Run your best short benchmark simulation from above with the new projections binary with the options "+logsize 10000000 +traceroot DIR" where DIR is an empty directory (ideally in scratch space) where the large log files will be written. Setting +logsize ensures that data is saved in memory until the end of the run (disk writes will corrupt the run). Also setting +traceoff prevents taking data before load balancing, but this may actually interfere with load balancing so it should probably be kept off if possible.

When NAMD exits it will write trace data to DIR, which you can then copy to local scratch space and view with the Java program Projections included in the tools/projections/bin directory of the charm distribution. It is best to use the same version of charm you used to build NAMD. Make sure your machine has lots of memory and be prepared to kill projections from the command line if your machine starts paging. Run projections as "charm/tools/projections/bin/projections /DIR/namd2.sts" (assuming the binary was called "namd2").

After some loading you will see a utilization graph summary (image). Look for the last high-utilization period in the run, since this corresponds to load-balanced performance and is representative of a longer run, and write down a 100ms range to investigate further. In the Tools menu select the Timeline tool, set processors to "0:3", enter your time range where indicated (default unit is intervals, but s and ms may be specified), click Update, then click OK. After loading the Timeline window (image) will appear; you may need to enlarge the window.

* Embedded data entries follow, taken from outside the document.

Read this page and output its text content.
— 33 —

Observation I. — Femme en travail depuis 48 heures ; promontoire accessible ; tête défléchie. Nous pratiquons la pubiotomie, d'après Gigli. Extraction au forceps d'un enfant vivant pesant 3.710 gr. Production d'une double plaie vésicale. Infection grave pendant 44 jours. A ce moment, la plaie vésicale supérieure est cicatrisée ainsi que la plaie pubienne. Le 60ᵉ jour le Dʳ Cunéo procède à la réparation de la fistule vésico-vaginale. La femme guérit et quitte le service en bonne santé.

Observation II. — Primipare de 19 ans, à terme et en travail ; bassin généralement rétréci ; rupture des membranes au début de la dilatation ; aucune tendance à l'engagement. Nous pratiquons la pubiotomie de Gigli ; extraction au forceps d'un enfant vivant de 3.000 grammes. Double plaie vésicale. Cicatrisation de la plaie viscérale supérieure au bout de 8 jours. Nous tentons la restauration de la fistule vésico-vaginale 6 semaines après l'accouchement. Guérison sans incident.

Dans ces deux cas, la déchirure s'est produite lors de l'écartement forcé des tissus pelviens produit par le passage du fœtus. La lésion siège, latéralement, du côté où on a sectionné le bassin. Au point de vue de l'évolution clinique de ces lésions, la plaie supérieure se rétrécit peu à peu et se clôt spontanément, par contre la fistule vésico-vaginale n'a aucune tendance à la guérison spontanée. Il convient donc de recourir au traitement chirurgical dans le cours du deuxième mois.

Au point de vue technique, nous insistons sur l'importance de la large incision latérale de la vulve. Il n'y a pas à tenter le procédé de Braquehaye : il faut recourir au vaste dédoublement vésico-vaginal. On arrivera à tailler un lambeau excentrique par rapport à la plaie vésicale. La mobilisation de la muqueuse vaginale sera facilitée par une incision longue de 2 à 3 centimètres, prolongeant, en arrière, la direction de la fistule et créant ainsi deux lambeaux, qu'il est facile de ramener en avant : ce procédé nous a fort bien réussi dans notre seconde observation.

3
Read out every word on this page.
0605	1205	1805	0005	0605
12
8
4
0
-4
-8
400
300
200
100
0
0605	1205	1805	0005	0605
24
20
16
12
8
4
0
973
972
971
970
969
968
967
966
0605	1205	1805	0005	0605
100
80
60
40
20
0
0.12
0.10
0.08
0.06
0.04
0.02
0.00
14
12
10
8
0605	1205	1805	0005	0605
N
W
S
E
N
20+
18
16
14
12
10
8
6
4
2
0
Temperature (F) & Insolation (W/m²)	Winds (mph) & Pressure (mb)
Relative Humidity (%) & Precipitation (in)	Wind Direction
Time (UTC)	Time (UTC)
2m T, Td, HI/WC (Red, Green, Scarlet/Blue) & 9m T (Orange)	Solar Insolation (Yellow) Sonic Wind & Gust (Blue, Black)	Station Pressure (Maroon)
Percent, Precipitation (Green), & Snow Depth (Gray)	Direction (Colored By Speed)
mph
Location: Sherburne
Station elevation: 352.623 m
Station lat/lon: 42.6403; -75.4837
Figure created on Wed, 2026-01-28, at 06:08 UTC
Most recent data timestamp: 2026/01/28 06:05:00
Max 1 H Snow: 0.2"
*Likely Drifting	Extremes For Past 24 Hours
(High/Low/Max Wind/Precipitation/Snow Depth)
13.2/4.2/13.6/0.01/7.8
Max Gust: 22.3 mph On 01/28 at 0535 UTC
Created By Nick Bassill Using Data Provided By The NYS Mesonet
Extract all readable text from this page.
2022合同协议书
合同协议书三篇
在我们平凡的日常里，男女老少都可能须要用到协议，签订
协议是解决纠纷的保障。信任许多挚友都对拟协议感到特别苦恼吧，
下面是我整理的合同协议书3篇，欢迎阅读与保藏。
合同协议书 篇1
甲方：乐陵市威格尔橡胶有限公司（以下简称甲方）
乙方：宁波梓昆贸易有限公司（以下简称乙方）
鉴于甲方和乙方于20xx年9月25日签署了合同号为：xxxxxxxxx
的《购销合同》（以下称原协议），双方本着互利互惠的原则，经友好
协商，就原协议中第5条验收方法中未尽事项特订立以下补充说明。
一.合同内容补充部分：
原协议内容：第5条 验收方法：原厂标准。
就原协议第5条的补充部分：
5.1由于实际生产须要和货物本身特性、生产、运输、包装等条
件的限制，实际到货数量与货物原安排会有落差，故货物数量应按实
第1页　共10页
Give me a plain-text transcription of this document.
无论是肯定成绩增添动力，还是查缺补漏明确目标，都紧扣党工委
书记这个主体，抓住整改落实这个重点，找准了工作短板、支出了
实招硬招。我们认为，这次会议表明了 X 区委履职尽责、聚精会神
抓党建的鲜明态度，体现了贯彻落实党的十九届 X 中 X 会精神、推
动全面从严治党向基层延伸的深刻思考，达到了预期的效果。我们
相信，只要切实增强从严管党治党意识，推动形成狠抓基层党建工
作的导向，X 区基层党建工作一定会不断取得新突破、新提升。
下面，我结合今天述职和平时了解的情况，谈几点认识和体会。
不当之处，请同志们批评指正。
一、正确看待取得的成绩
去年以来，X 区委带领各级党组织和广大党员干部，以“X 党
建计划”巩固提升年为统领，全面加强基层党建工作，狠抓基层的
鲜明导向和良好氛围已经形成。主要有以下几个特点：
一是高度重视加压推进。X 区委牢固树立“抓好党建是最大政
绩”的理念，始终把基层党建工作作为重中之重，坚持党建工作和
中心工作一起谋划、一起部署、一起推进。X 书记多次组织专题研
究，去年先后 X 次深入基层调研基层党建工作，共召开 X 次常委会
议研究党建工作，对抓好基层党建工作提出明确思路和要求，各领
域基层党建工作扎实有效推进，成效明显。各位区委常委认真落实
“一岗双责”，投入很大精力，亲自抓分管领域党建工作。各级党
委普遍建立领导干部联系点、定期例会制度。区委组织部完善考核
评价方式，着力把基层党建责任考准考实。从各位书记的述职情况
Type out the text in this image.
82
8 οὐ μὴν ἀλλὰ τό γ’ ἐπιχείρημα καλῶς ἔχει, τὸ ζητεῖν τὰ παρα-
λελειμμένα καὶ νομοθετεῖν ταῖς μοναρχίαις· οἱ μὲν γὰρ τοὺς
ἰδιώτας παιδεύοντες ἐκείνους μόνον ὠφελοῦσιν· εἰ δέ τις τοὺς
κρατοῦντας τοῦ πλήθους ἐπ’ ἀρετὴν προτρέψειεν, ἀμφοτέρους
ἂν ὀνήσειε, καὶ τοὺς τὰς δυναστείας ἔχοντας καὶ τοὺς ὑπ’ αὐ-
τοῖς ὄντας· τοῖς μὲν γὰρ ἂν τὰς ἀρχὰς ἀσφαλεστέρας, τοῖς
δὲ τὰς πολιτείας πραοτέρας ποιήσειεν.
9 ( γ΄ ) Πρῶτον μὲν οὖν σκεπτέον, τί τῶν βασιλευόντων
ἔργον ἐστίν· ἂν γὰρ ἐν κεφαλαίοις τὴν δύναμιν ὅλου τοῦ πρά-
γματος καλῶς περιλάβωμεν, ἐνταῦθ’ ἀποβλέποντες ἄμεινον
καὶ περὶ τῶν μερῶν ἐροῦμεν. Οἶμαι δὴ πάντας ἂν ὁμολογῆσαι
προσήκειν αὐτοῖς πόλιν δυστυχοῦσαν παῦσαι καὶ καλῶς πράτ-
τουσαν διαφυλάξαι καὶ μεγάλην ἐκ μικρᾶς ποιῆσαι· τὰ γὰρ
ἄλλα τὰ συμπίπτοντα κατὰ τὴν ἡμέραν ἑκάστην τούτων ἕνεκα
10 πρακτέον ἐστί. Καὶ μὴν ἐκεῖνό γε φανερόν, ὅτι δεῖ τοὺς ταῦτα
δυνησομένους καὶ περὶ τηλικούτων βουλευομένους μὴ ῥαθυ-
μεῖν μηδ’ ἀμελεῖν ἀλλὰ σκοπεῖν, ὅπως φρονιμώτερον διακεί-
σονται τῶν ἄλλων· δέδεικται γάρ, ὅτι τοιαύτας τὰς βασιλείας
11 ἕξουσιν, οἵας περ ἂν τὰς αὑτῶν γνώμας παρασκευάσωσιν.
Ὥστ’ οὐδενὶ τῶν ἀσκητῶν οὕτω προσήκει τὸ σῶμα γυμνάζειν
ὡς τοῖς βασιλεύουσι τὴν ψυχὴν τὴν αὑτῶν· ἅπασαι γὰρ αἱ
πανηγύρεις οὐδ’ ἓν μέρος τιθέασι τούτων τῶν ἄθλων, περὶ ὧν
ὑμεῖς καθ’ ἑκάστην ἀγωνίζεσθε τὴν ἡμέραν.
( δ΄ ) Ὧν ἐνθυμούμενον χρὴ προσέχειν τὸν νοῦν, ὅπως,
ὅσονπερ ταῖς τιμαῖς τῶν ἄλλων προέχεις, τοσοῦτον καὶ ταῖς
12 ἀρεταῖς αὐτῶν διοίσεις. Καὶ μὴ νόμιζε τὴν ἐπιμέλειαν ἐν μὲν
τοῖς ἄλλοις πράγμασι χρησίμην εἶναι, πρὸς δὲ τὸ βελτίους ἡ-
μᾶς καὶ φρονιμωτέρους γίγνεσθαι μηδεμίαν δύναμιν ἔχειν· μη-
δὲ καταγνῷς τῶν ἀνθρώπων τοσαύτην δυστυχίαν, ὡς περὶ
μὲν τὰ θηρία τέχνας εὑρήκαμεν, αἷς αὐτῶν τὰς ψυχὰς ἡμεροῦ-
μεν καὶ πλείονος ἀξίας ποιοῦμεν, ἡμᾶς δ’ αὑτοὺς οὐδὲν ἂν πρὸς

You should see timelines for your selected processors with colored boxes representing "entry methods" (useful message-driven work). Click the "Show Idle" checkbox to add white when the processors are idle. Black represents "system" time spent communicating. You will notice repeated patterns that correspond to timesteps. There are a few typical performance-inhibiting behaviors to look for:

Stretches Abnormally long entry methods or stretches of (black) system time that occur randomly during the run. We usually blame these on the MPI library or operating system interference.